Todo se edifica sobre una lógica invertida: el que asume un cargo en el Estado tiene más para ganar que para perder. Siempre había sido al revés. Hoy, al que se le ofrece una embajada no se le pide un sacrificio; se le paga su lealtad.
Las distorsiones de la crisis argentina han hecho que, a diferencia de lo que ocurre en las economías virtuosas, un funcionario medio del Estado cobre mucho más que el gerente de planta de una industria. En organismos como el PAMI, la Anses o la AFIP se cobran salarios muy superiores a los del promedio del sector privado. Ser funcionario en el Ministerio de Agricultura es mucho más rentable (y menos riesgoso y sacrificado) que trabajar una chacra.
Todo eso nutre un círculo perverso: a medida que el Estado necesita más recursos para financiarse, más ahoga –y más achica– a los sectores privados de la producción y el comercio. El ascenso de los obsecuentes deteriora, a la vez, la calidad profesional del servicio público. Se consolida un Estado cada vez más caro y más ineficaz; más voraz y más incompetente. Como contracara, el sector privado se debilita y pierde capacidad para retener a sus propios talentos. Así es como se plantea otra opción dramática de la Argentina degradada: Estado o migración. Muchos jóvenes –y no tanto– sienten que la rebeldía pasa por irse del país.
La cultura política dominante se aferra, mientras tanto, a los sillones y despachos. Son lugares donde no se miden resultados; donde no hace falta capacitarse ni mantenerse competitivos para conservar el puesto; donde los sueldos se pagan con emisión, no con producción. En esa cultura, el peor castigo es la expulsión del paraíso, encarnado en los cargos del Estado. De ahí deriva la sentencia que hemos leído en estos días: “Ni una embajada, ni a trabajar con un intendente”. Es la condena al ostracismo, reservada para aquel que se convierte en enemigo.

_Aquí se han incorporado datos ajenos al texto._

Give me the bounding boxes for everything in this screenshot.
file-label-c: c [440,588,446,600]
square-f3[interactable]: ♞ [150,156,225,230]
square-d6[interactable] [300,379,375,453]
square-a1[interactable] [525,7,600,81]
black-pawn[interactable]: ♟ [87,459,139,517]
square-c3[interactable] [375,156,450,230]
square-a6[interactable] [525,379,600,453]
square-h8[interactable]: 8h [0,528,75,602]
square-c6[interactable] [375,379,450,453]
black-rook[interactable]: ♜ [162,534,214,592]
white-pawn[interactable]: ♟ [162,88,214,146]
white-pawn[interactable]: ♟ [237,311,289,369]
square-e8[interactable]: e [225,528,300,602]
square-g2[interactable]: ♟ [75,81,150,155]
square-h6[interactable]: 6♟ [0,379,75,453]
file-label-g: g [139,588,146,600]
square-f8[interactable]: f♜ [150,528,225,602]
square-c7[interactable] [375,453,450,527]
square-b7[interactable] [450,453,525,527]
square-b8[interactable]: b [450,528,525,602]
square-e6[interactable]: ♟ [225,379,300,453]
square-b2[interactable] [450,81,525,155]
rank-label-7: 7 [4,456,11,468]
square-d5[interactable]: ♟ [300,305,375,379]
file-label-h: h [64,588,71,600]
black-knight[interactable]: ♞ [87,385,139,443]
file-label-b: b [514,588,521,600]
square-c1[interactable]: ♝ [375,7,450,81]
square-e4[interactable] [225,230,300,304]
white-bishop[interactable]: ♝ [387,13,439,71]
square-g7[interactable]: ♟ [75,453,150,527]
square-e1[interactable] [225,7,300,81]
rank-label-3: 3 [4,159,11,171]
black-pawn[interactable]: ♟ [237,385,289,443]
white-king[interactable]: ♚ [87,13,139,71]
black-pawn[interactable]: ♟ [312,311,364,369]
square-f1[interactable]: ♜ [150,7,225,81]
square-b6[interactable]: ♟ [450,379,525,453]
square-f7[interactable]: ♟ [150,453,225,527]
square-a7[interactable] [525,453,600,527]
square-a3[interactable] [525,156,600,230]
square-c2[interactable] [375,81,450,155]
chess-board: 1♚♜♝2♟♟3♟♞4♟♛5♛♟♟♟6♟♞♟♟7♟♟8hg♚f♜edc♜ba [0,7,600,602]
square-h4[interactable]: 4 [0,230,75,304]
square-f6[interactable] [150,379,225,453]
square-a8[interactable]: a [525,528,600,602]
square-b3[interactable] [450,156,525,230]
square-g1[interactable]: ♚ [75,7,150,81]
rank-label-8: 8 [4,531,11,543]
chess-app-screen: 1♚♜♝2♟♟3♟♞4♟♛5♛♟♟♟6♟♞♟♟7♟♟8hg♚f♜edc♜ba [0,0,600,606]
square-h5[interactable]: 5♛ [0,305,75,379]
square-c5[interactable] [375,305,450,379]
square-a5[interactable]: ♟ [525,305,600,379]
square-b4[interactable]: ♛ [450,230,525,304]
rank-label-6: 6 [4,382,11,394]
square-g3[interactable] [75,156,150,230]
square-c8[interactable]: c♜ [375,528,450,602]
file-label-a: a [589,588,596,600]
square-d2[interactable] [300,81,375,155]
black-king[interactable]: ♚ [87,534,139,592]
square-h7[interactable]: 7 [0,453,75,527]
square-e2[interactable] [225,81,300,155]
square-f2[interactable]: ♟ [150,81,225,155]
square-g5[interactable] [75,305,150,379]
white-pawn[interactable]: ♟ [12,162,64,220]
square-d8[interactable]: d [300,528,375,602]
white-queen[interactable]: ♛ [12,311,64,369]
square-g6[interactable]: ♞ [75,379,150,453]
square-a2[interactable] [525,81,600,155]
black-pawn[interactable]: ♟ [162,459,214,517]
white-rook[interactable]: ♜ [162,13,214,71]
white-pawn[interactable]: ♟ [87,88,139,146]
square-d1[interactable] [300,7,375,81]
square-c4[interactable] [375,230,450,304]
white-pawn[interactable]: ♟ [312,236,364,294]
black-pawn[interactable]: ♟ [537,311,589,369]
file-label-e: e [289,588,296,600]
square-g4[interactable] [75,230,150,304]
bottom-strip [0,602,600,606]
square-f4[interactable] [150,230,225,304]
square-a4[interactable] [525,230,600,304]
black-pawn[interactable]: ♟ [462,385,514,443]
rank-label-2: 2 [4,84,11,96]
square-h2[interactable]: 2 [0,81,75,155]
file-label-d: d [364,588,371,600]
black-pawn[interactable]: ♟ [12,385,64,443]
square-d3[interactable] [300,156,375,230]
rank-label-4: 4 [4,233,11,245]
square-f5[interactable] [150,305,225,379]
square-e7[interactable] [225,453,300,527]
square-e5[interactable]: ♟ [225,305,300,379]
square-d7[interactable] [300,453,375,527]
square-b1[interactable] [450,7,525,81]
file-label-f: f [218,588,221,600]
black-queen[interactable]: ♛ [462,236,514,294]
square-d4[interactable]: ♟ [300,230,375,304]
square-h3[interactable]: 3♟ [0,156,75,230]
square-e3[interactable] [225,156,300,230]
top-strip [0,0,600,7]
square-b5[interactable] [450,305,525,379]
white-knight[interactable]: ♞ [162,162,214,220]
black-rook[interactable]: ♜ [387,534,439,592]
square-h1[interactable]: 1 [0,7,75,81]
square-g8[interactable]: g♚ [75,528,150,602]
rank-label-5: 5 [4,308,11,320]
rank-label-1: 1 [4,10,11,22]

El razonamiento muestra, además, la magra valoración que tiene esa cultura de algunos estamentos del sistema institucional. Las embajadas y las intendencias parecen lugares menores, como becas de contención laboral para aquellos que dejan de manejar los verdaderos resortes del poder y “las cajas” más sensibles. Se expresa así una visión aldeana, que desprecia dos áreas cruciales de la gobernanza en toda democracia moderna: una tiene que ver con la relación y el intercambio con el mundo; la otra, nada menos que con la “polis”, esa escala humana de la “micropolítica” que, más ágil y flexible, resulta propicia para mejorar la vida de los ciudadanos con soluciones creativas y eficientes. Deberían ser desafíos mayores; no meros premios consuelo.
A la titular de la AFI, que se fue sin exhibir resultados, pero tampoco discrepancias; que no iluminó los sótanos de la inteligencia, pero hizo lo que le pidieron, se la ha premiado –por supuesto– con el ofrecimiento de una embajada. En la piñata le tocó la de Israel, ocupada hasta ahora por un exgobernador condenado por corrupción. Son apenas otras muestras de esta cultura del poder. La administración pública ha dejado de ser el terreno de la idoneidad para convertirse en el de la obediencia debida.
Hay algo que ahora mismo podemos hacer frente a tantas distorsiones: no naturalizarlas. No resignarnos a que “la piñata del Estado” exprese el código natural de la política. No convalidar, con indiferencia ciudadana, esa lógica de “esclavos o enemigos”.